Suharso juga menekankan urgensi penegasan pada statistik sektoral nan menjadi tugas Kementerian/Lembaga dengan BPS sebagai pembina data.
“Dengan beberapa persoalan dan rumor statistik, FMS perlu mengeluarkan rekomendasi nan bakal ditindaklanjuti BPS sesuai dengan petunjuk Undang-Undang Nomor 16 Tahun 1997 tentang Statistik Pasal 29 Ayat 1,” ungkapnya.
Ada sejumlah rumor dalam bagian statistik nan disampaikan oleh Menteri Bappenas. Pertama, terdapat permintaan untuk menambah pertanyaan dalam cakupan bagian pekerjaan dalam survei angkatan kerja nasional.
Kedua, dibutuhkan integrasi antara sistem Registrasi Sosial Ekonomi (Regsosek) nan dibangun oleh Bappenas berjulukan SEPAKAT (Sistem Perencanaan, Penganggaran, Pemantauan, Evaluasi dan Analisis Kemiskinan Terpadu) dengan platform digital info Regsosek nan dibangun oleh BPS. Upaya tersebut bermaksud guna pemanfaatan info untuk kebijakan, serta membangun kerjasama Regsosek dalam upaya penghapusan kemiskinan ekstrem.
Ketiga, lanjut dia, adanya perbedaan konsep kemiskinan antara info BPS dengan World Bank, di mana metode penghitungan garis kemiskinan antara BPS dengan World Bank memakai pedoman kalkulasi nan berbeda.

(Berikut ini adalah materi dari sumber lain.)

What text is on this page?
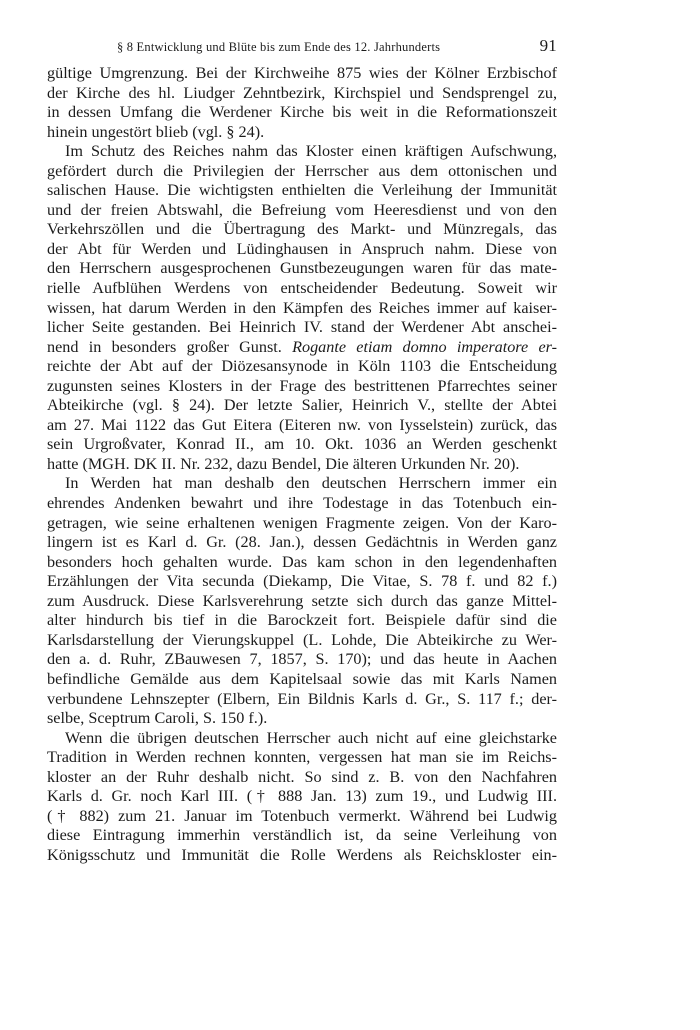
§ 8 Entwicklung und Blüte bis zum Ende des 12. Jahrhunderts	91
gültige Umgrenzung. Bei der Kirchweihe 875 wies der Kölner Erzbischof
der Kirche des hl. Liudger Zehntbezirk, Kirchspiel und Sendsprengel zu,
in dessen Umfang die Werdener Kirche bis weit in die Reformationszeit
hinein ungestört blieb (vgl. § 24).
Im Schutz des Reiches nahm das Kloster einen kräftigen Aufschwung,
gefördert durch die Privilegien der Herrscher aus dem ottonischen und
salischen Hause. Die wichtigsten enthielten die Verleihung der Immunität
und der freien Abtswahl, die Befreiung vom Heeresdienst und von den
Verkehrszöllen und die Übertragung des Markt- und Münzregals, das
der Abt für Werden und Lüdinghausen in Anspruch nahm. Diese von
den Herrschern ausgesprochenen Gunstbezeugungen waren für das mate-
rielle Aufblühen Werdens von entscheidender Bedeutung. Soweit wir
wissen, hat darum Werden in den Kämpfen des Reiches immer auf kaiser-
licher Seite gestanden. Bei Heinrich IV. stand der Werdener Abt anschei-
nend in besonders großer Gunst. Rogante etiam domno imperatore er-
reichte der Abt auf der Diözesansynode in Köln 1103 die Entscheidung
zugunsten seines Klosters in der Frage des bestrittenen Pfarrechtes seiner
Abteikirche (vgl. § 24). Der letzte Salier, Heinrich V., stellte der Abtei
am 27. Mai 1122 das Gut Eitera (Eiteren nw. von Iysselstein) zurück, das
sein Urgroßvater, Konrad II., am 10. Okt. 1036 an Werden geschenkt
hatte (MGH. DK II. Nr. 232, dazu Bendel, Die älteren Urkunden Nr. 20).
In Werden hat man deshalb den deutschen Herrschern immer ein
ehrendes Andenken bewahrt und ihre Todestage in das Totenbuch ein-
getragen, wie seine erhaltenen wenigen Fragmente zeigen. Von der Karo-
lingern ist es Karl d. Gr. (28. Jan.), dessen Gedächtnis in Werden ganz
besonders hoch gehalten wurde. Das kam schon in den legendenhaften
Erzählungen der Vita secunda (Diekamp, Die Vitae, S. 78 f. und 82 f.)
zum Ausdruck. Diese Karlsverehrung setzte sich durch das ganze Mittel-
alter hindurch bis tief in die Barockzeit fort. Beispiele dafür sind die
Karlsdarstellung der Vierungskuppel (L. Lohde, Die Abteikirche zu Wer-
den a. d. Ruhr, ZBauwesen 7, 1857, S. 170); und das heute in Aachen
befindliche Gemälde aus dem Kapitelsaal sowie das mit Karls Namen
verbundene Lehnszepter (Elbern, Ein Bildnis Karls d. Gr., S. 117 f.; der-
selbe, Sceptrum Caroli, S. 150 f.).
Wenn die übrigen deutschen Herrscher auch nicht auf eine gleichstarke
Tradition in Werden rechnen konnten, vergessen hat man sie im Reichs-
kloster an der Ruhr deshalb nicht. So sind z. B. von den Nachfahren
Karls d. Gr. noch Karl III. († 888 Jan. 13) zum 19., und Ludwig III.
(† 882) zum 21. Januar im Totenbuch vermerkt. Während bei Ludwig
diese Eintragung immerhin verständlich ist, da seine Verleihung von
Königsschutz und Immunität die Rolle Werdens als Reichskloster ein-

“World Bank menggunakan Purchasing Power Parity (PPP) 2017, di mana garis kemiskinan di bawah 2,15 dolar AS PPP, sedangkan BPS menggunakan PPP 2011 dengan garis kemiskinan di bawah 1,90 dolar AS PPP,” ucap Suharso.
Terakhir, terdapat permintaan agar IRIO (Implementation of Inter-Regional Input-Output) dapat disusun oleh BPS secara periodik sebagai pedoman perencanaan pembangunan daerah.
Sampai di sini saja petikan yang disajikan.